Je suis dans mon berceau, je suffoque, vraiment ça ne va pas, je crie, il y a de la fumée partout, je pleure, mais surtout j’étouffe. Je me sens soulevé, je suis dans les bras de quelqu’un, je respire mieux, je me calme. Je m’endors. J’apprends plus tard, par mon père en discutant de cette mémoire, que c’est lui qui m’a sorti de cette pièce, et je me suis endormi dans ses bras. Le poêle à charbon tirait mal, et il y avait de la fumée dans toute la pièce. Je suis toujours dans mon berceau, mais dehors, j’ai un peu froid, une femme s’active à mes côtés. Je veux absolument voir ce qu’elle fait. Je me redresse brusquement, le berceau se retourne, ma tête cogne violemment le sol, je hurle.
J’apprends aussi, bien plus tard, que cette femme qui s’active, c’est ma mère.
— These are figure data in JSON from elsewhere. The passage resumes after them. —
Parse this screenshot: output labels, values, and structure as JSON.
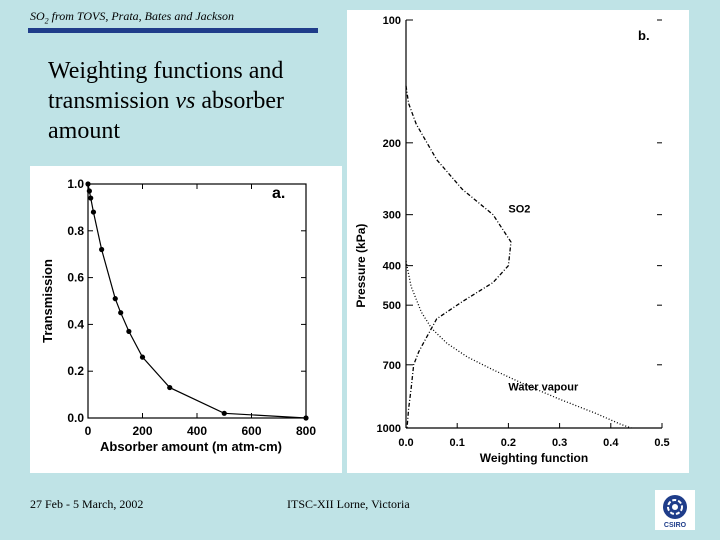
{
  "header": {
    "text_prefix": "SO",
    "text_sub": "2",
    "text_suffix": " from TOVS, Prata, Bates and Jackson"
  },
  "title_lines": [
    "Weighting functions and",
    "transmission ",
    "vs",
    " absorber",
    "amount"
  ],
  "footer": {
    "date": "27 Feb - 5 March, 2002",
    "venue": "ITSC-XII Lorne, Victoria"
  },
  "logo": {
    "icon": "csiro-logo",
    "text": "CSIRO"
  },
  "chart_data": [
    {
      "type": "line",
      "panel_label": "a.",
      "xlabel": "Absorber amount (m atm-cm)",
      "ylabel": "Transmission",
      "xlim": [
        0,
        800
      ],
      "ylim": [
        0,
        1.0
      ],
      "xticks": [
        "0",
        "200",
        "400",
        "600",
        "800"
      ],
      "yticks": [
        "0.0",
        "0.2",
        "0.4",
        "0.6",
        "0.8",
        "1.0"
      ],
      "x": [
        0,
        5,
        10,
        20,
        50,
        100,
        120,
        150,
        200,
        300,
        500,
        800
      ],
      "values": [
        1.0,
        0.97,
        0.94,
        0.88,
        0.72,
        0.51,
        0.45,
        0.37,
        0.26,
        0.13,
        0.02,
        0.0
      ]
    },
    {
      "type": "line",
      "panel_label": "b.",
      "xlabel": "Weighting function",
      "ylabel": "Pressure (kPa)",
      "xlim": [
        0,
        0.5
      ],
      "ylim": [
        100,
        1000
      ],
      "yscale": "log",
      "xticks": [
        "0.0",
        "0.1",
        "0.2",
        "0.3",
        "0.4",
        "0.5"
      ],
      "yticks": [
        "100",
        "200",
        "300",
        "400",
        "500",
        "700",
        "1000"
      ],
      "series": [
        {
          "name": "SO2",
          "x": [
            0.0,
            0.005,
            0.02,
            0.06,
            0.11,
            0.17,
            0.205,
            0.2,
            0.17,
            0.11,
            0.06,
            0.04,
            0.025,
            0.015,
            0.01,
            0.005,
            0.002
          ],
          "y": [
            145,
            160,
            180,
            220,
            260,
            300,
            350,
            400,
            440,
            490,
            540,
            600,
            650,
            700,
            800,
            900,
            1000
          ]
        },
        {
          "name": "Water vapour",
          "x": [
            0.0,
            0.01,
            0.03,
            0.05,
            0.08,
            0.12,
            0.17,
            0.23,
            0.3,
            0.37,
            0.42,
            0.44
          ],
          "y": [
            390,
            450,
            520,
            570,
            620,
            670,
            720,
            780,
            850,
            920,
            980,
            1000
          ]
        }
      ]
    }
  ]
}
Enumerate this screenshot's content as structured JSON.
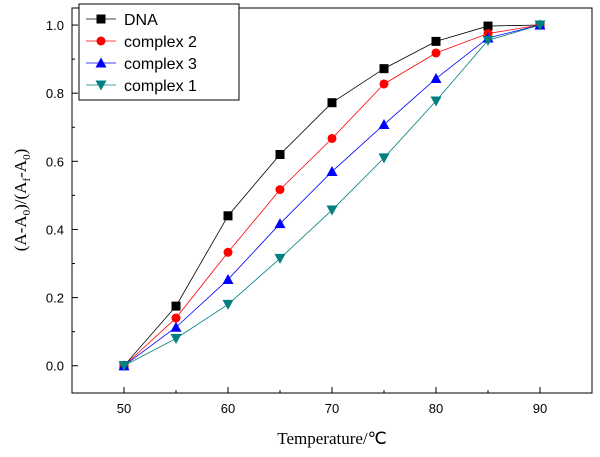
{
  "chart_data": {
    "type": "line",
    "x": [
      50,
      55,
      60,
      65,
      70,
      75,
      80,
      85,
      90
    ],
    "xlabel": "Temperature/℃",
    "ylabel": "(A-A0)/(Af-A0)",
    "xlim": [
      45,
      95
    ],
    "ylim": [
      -0.08,
      1.05
    ],
    "xticks": [
      50,
      60,
      70,
      80,
      90
    ],
    "yticks": [
      0.0,
      0.2,
      0.4,
      0.6,
      0.8,
      1.0
    ],
    "ytick_labels": [
      "0.0",
      "0.2",
      "0.4",
      "0.6",
      "0.8",
      "1.0"
    ],
    "grid": false,
    "legend_position": "top-left",
    "series": [
      {
        "name": "DNA",
        "color": "#000000",
        "marker": "square",
        "values": [
          0.0,
          0.175,
          0.44,
          0.62,
          0.772,
          0.872,
          0.952,
          0.997,
          1.0
        ]
      },
      {
        "name": "complex 2",
        "color": "#ff0000",
        "marker": "circle",
        "values": [
          0.0,
          0.14,
          0.333,
          0.517,
          0.667,
          0.827,
          0.918,
          0.975,
          1.0
        ]
      },
      {
        "name": "complex 3",
        "color": "#0000ff",
        "marker": "triangle-up",
        "values": [
          0.0,
          0.113,
          0.253,
          0.417,
          0.57,
          0.708,
          0.843,
          0.962,
          1.0
        ]
      },
      {
        "name": "complex 1",
        "color": "#008080",
        "marker": "triangle-down",
        "values": [
          0.0,
          0.08,
          0.18,
          0.315,
          0.457,
          0.61,
          0.777,
          0.955,
          1.0
        ]
      }
    ]
  }
}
Elle met l’eau à bouillir dans une bassine pour laver le linge. Ma tante Emmy qui me secourt a énormément de mal à me consoler. De nombreuses personnes me disent ne pas avoir de souvenirs de leur plus tendre enfance. J’en ai alors pour tous ceux qui n’en ont pas. Je suis quelques fois étonné de la remontée consciente de souvenirs très précis, et ce, dès l’âge de onze mois.
Je me vois très bien grimper sur mon lit à barreaux, aller sur la chaise à côté de ce lit et descendre sur le sol. Assis sur le sol, j’arrache alors tous les tissus, que la femme qui me dit de dire maman, m’a mis sur les fesses. Nu à quatre pattes, je rejoins ce récipient que tout le monde appelle pot, afin de me libérer. La lumière s’allume, ma mère sans doute, me sourit, me lave et cherche à me remettre ces tissus que j’arrache immédiatement. Je souris en pensant que, à même pas un an, je ne voulais plus de langes sur mes fesses. Le premier mot que je prononce est« papa ». Je gazouille beaucoup. Je me vois très bien à peut-être douze mois, refuser de boire ce liquide blanchâtre qui me donne des remontées acides désagréables dans la bouche.
Ma tante...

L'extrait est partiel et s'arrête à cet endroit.